Ariel: (22:31 - 25:18)
Yeah, so in general, anytime we see a shift in the marketplace, we need to adapt to make sure our offerings are the most compelling to learners in the companies that are hiring our graduates and folks from our community. So I'd say we will do four things in the next six to 12 months. Some are already underway, maybe even live on our website. Others are a work in progress.

The first is integrating AI concepts and tooling into all of our existing bootcamps, whether that is web development, UX/UI design, or data analytics. Every bootcamp will have modules and tools from the AI world to ensure we multiply the output and productivity of folks on that track and skill set.

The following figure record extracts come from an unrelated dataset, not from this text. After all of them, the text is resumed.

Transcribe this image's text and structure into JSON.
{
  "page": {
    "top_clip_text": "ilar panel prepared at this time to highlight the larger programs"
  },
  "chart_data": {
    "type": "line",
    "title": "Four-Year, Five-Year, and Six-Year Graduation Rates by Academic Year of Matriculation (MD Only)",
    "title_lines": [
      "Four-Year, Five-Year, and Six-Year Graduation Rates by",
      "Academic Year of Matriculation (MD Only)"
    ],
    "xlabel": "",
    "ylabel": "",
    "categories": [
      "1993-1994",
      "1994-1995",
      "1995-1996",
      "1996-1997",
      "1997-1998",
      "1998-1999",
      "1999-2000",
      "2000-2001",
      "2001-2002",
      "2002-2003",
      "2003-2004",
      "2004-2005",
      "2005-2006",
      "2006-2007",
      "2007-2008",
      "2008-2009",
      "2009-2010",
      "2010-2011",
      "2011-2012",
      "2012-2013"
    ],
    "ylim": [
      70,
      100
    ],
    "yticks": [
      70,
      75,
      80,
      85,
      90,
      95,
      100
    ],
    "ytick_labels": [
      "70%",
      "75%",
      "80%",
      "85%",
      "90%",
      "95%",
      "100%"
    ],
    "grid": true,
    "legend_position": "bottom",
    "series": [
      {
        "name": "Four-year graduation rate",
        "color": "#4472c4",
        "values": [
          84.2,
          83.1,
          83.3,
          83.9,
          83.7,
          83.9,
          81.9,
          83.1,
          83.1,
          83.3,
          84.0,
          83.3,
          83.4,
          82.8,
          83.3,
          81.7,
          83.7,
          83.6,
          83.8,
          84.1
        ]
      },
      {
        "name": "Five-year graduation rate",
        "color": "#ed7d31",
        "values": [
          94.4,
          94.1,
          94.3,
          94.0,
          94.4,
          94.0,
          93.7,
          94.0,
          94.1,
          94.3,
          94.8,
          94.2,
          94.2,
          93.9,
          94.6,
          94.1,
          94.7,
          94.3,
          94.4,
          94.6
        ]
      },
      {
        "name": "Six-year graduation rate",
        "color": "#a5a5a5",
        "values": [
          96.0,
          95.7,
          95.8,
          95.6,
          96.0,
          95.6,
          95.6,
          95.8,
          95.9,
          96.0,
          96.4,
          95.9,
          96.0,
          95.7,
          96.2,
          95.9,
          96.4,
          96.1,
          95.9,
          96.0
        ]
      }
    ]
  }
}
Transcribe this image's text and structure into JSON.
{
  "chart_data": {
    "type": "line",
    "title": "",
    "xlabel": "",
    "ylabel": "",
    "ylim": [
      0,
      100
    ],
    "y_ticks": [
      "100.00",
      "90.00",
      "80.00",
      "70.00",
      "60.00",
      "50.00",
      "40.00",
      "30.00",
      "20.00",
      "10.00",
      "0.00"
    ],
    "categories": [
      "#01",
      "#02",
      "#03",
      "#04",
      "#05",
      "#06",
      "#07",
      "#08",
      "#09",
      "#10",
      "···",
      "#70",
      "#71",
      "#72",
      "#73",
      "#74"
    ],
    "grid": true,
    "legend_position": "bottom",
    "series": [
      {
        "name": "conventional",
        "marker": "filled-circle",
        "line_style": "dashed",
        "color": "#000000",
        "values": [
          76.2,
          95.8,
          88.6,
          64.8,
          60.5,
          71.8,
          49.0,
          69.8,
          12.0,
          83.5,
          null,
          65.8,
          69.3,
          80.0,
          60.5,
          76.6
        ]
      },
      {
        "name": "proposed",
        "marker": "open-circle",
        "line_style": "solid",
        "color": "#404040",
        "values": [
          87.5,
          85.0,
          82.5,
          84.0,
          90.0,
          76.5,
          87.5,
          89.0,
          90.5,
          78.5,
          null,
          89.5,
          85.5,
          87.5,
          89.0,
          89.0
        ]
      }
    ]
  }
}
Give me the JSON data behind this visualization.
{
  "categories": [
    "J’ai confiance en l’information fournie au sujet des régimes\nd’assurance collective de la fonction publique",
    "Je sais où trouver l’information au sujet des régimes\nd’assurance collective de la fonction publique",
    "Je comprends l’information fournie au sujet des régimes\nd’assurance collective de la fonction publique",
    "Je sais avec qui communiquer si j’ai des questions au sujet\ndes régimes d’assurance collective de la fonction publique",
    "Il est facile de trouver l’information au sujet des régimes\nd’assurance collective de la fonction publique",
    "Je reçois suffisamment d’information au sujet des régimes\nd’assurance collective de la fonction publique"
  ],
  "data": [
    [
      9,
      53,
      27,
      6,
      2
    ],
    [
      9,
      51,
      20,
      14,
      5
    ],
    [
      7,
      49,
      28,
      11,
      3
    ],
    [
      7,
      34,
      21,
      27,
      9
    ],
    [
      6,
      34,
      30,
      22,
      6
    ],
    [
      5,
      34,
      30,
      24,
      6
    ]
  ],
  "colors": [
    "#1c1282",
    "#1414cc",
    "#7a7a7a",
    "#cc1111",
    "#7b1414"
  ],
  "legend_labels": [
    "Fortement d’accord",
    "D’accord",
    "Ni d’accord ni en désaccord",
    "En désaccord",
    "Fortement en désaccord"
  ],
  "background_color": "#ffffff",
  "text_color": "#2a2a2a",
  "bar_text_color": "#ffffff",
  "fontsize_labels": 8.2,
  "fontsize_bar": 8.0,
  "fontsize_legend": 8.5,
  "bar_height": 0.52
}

The second thing will be integrating AI into our learning platforms so that the delivery of the class won't be entirely replaced by computers or AI, but will give additional tools to learners to supplement the learning instructors, the learning community, their peers, and learn faster in a more personalized way.

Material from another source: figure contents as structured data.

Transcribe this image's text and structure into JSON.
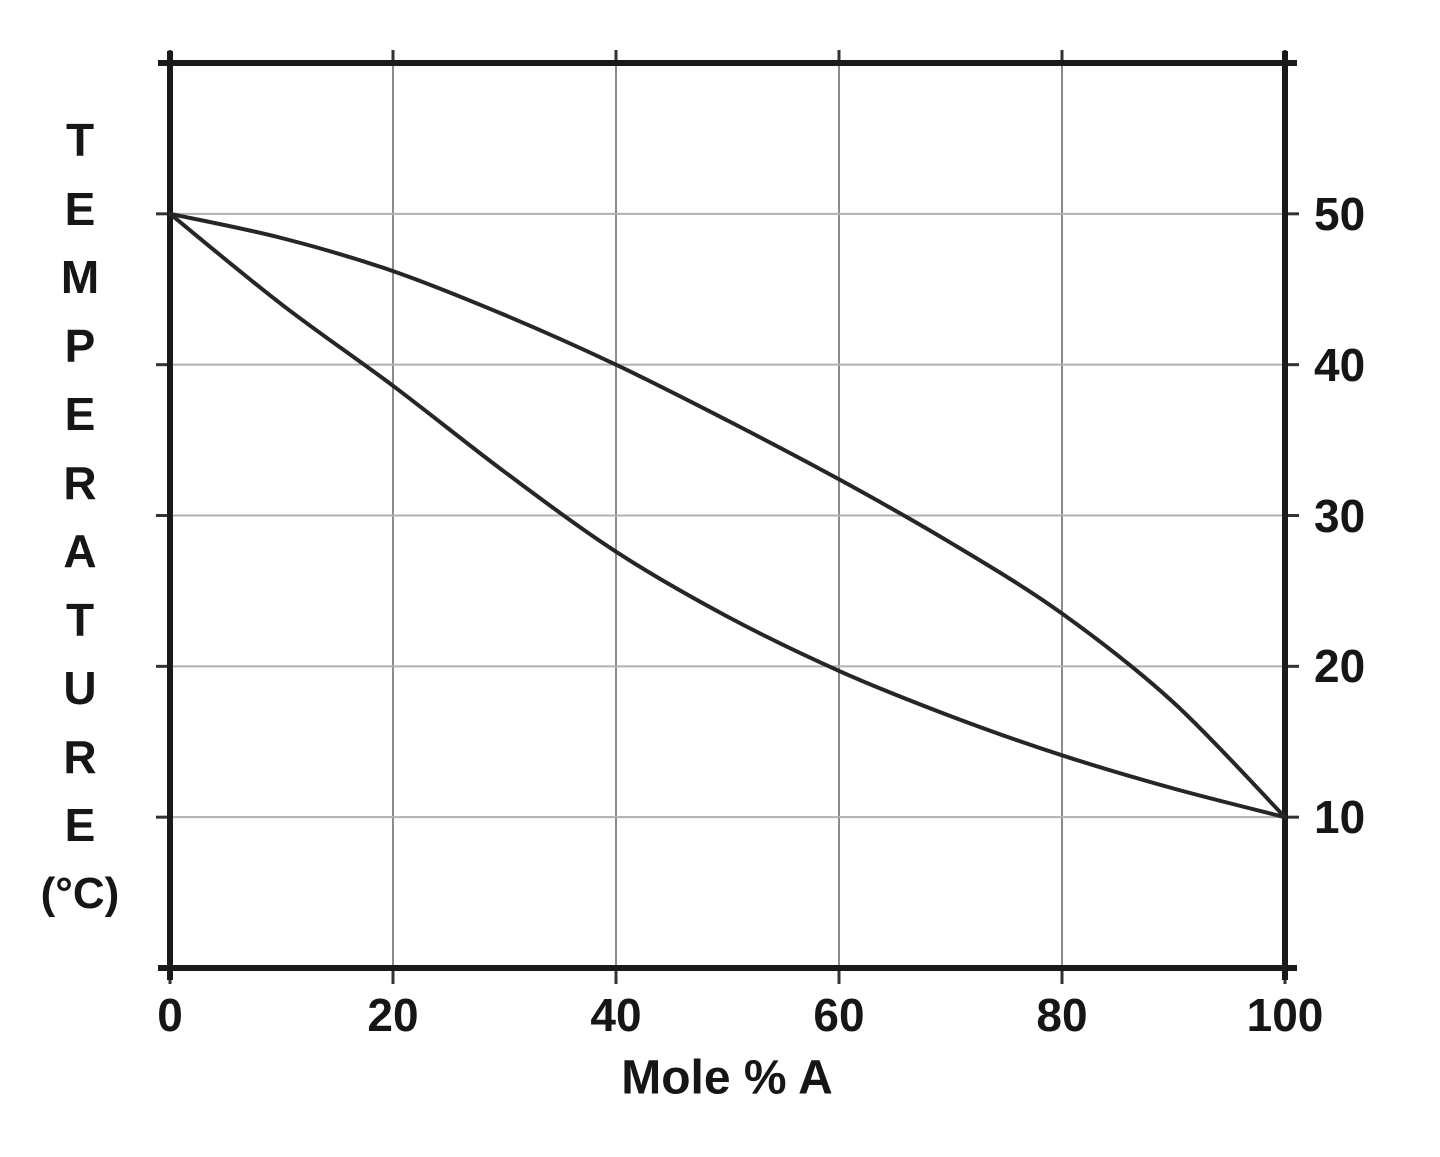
{
  "chart_data": {
    "type": "line",
    "title": "",
    "xlabel": "Mole % A",
    "ylabel": "TEMPERATURE (°C)",
    "ylabel_chars": [
      "T",
      "E",
      "M",
      "P",
      "E",
      "R",
      "A",
      "T",
      "U",
      "R",
      "E",
      "(°C)"
    ],
    "x_ticks": [
      0,
      20,
      40,
      60,
      80,
      100
    ],
    "y_ticks": [
      50,
      40,
      30,
      20,
      10
    ],
    "xlim": [
      0,
      100
    ],
    "ylim": [
      0,
      60
    ],
    "grid": true,
    "legend": "none",
    "series": [
      {
        "name": "upper-boundary-curve",
        "x": [
          0,
          10,
          20,
          30,
          40,
          50,
          60,
          70,
          80,
          90,
          100
        ],
        "y": [
          50,
          48.4,
          46.2,
          43.3,
          40,
          36.3,
          32.4,
          28.2,
          23.5,
          17.6,
          10
        ]
      },
      {
        "name": "lower-boundary-curve",
        "x": [
          0,
          10,
          20,
          30,
          40,
          50,
          60,
          70,
          80,
          90,
          100
        ],
        "y": [
          50,
          44,
          38.6,
          32.9,
          27.6,
          23.3,
          19.7,
          16.7,
          14.1,
          11.9,
          10
        ]
      }
    ],
    "colors": {
      "curve": "#262626",
      "border": "#1a1a1a",
      "grid_vertical": "#8c8c8c",
      "grid_horizontal": "#b0b0b0",
      "tick": "#333333",
      "text": "#161616"
    }
  }
}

Third, we will roll out new AI-centric and specific bootcamps. We're already enrolling for our newest edition, the Machine Learning Bootcamp, which we're super excited about, and there's more to come in the weeks and months ahead. Finally, I think you're going to start seeing other types of courses a lot shorter than our historical offerings, courses with different audiences in mind that want to learn about AI, but don't necessarily want to commit to a 400-hour bootcamp and don't necessarily need to career shift or enter, break into tech. But they realize the power of these technologies and want to make sure they have a foundational knowledge and understanding to be more productive and more competitive in their day-to-day.

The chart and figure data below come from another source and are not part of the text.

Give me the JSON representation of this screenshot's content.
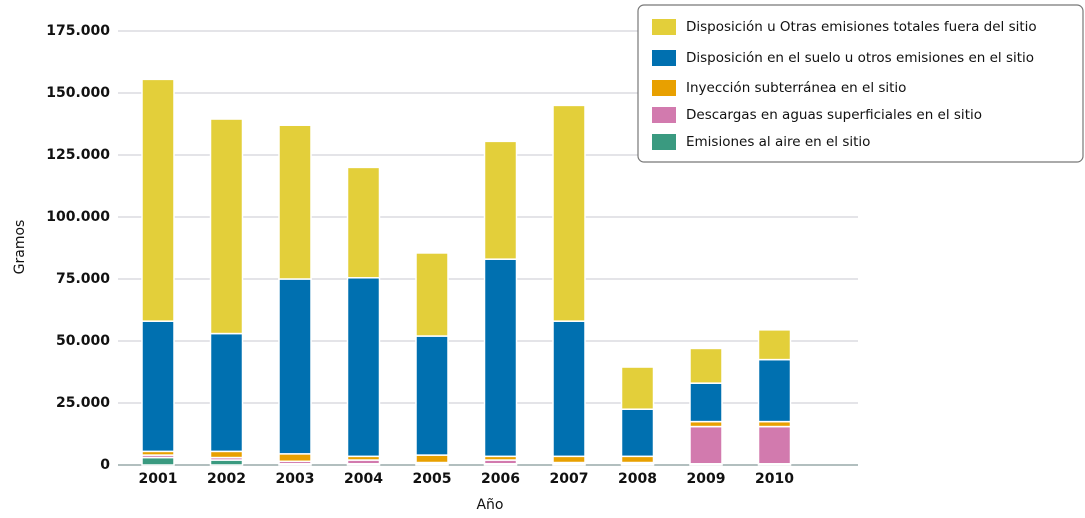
{
  "chart_data": {
    "type": "stacked_bar",
    "xlabel": "Año",
    "ylabel": "Gramos",
    "categories": [
      "2001",
      "2002",
      "2003",
      "2004",
      "2005",
      "2006",
      "2007",
      "2008",
      "2009",
      "2010"
    ],
    "series": [
      {
        "name": "Emisiones al aire en el sitio",
        "color": "#3a9a80",
        "values": [
          3000,
          2000,
          500,
          500,
          500,
          500,
          500,
          500,
          500,
          500
        ]
      },
      {
        "name": "Descargas en aguas superficiales en el sitio",
        "color": "#d27aae",
        "values": [
          1000,
          1000,
          1000,
          1500,
          500,
          1500,
          500,
          500,
          15000,
          15000
        ]
      },
      {
        "name": "Inyección subterránea en el sitio",
        "color": "#e8a000",
        "values": [
          1500,
          2500,
          3000,
          1500,
          3000,
          1500,
          2500,
          2500,
          2000,
          2000
        ]
      },
      {
        "name": "Disposición en el suelo u otros emisiones en el sitio",
        "color": "#0070b0",
        "values": [
          52500,
          47500,
          70500,
          72000,
          48000,
          79500,
          54500,
          19000,
          15500,
          25000
        ]
      },
      {
        "name": "Disposición u Otras emisiones totales fuera del sitio",
        "color": "#e3cf3a",
        "values": [
          97500,
          86500,
          62000,
          44500,
          33500,
          47500,
          87000,
          17000,
          14000,
          12000
        ]
      }
    ],
    "ylim": [
      0,
      175000
    ],
    "yticks": [
      0,
      {
        "value": 25000,
        "label": "25.000"
      },
      {
        "value": 50000,
        "label": "50.000"
      },
      {
        "value": 75000,
        "label": "75.000"
      },
      {
        "value": 100000,
        "label": "100.000"
      },
      {
        "value": 125000,
        "label": "125.000"
      },
      {
        "value": 150000,
        "label": "150.000"
      },
      {
        "value": 175000,
        "label": "175.000"
      }
    ],
    "grid": true,
    "legend": "top-right"
  }
}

(Spoiler alert; it's here! It's called AI School!)

Ellie: (25:20 - 25:57)
It's so difficult not to talk about it before it's time. I feel like this is how Marvel actors feel when they've made the movie and they've got all the spoilers and they can't say anything before it's time. But yeah, it's going to be really exciting. So, we're coming up to the end of our time, unfortunately. We've got time for just one more rapid-fire question. So, imagine you and I are in an elevator and you overhear me saying to someone, "Yeah, I want to break into tech, I want to get my first tech job, but I just don't think that I need AI skills. I just don't think it's necessary." You've got 30 seconds to change my mind. What would you say?

Ariel: (26:00 - 26:34)
Alrighty. Well, Ellie, AI is taking the world by storm and to use the same reference to another industry, it will be, if not as big, bigger than the internet. So, by learning AI skills, you will be able to future-proof your career, maximize your earning potential in this new economy, and work on the most impactful, exciting, and innovative projects of the next decades to come. So, dive away.

Ellie: (26:35 - 26:53)
That's a pretty good elevator pitch. You should be a CEO or something. Well, Ariel, it's been an absolute joy. This has been so much fun. I could chat for ages, but unfortunately, that is our time. Well, thank you, everyone, for joining us. We hope you got as much out of that as I did. And Ariel, thank you so much.

Ariel: (26:53 - 26:56)
Thank you, Ellie, and thank you, everybody, for joining us. It's a pleasure.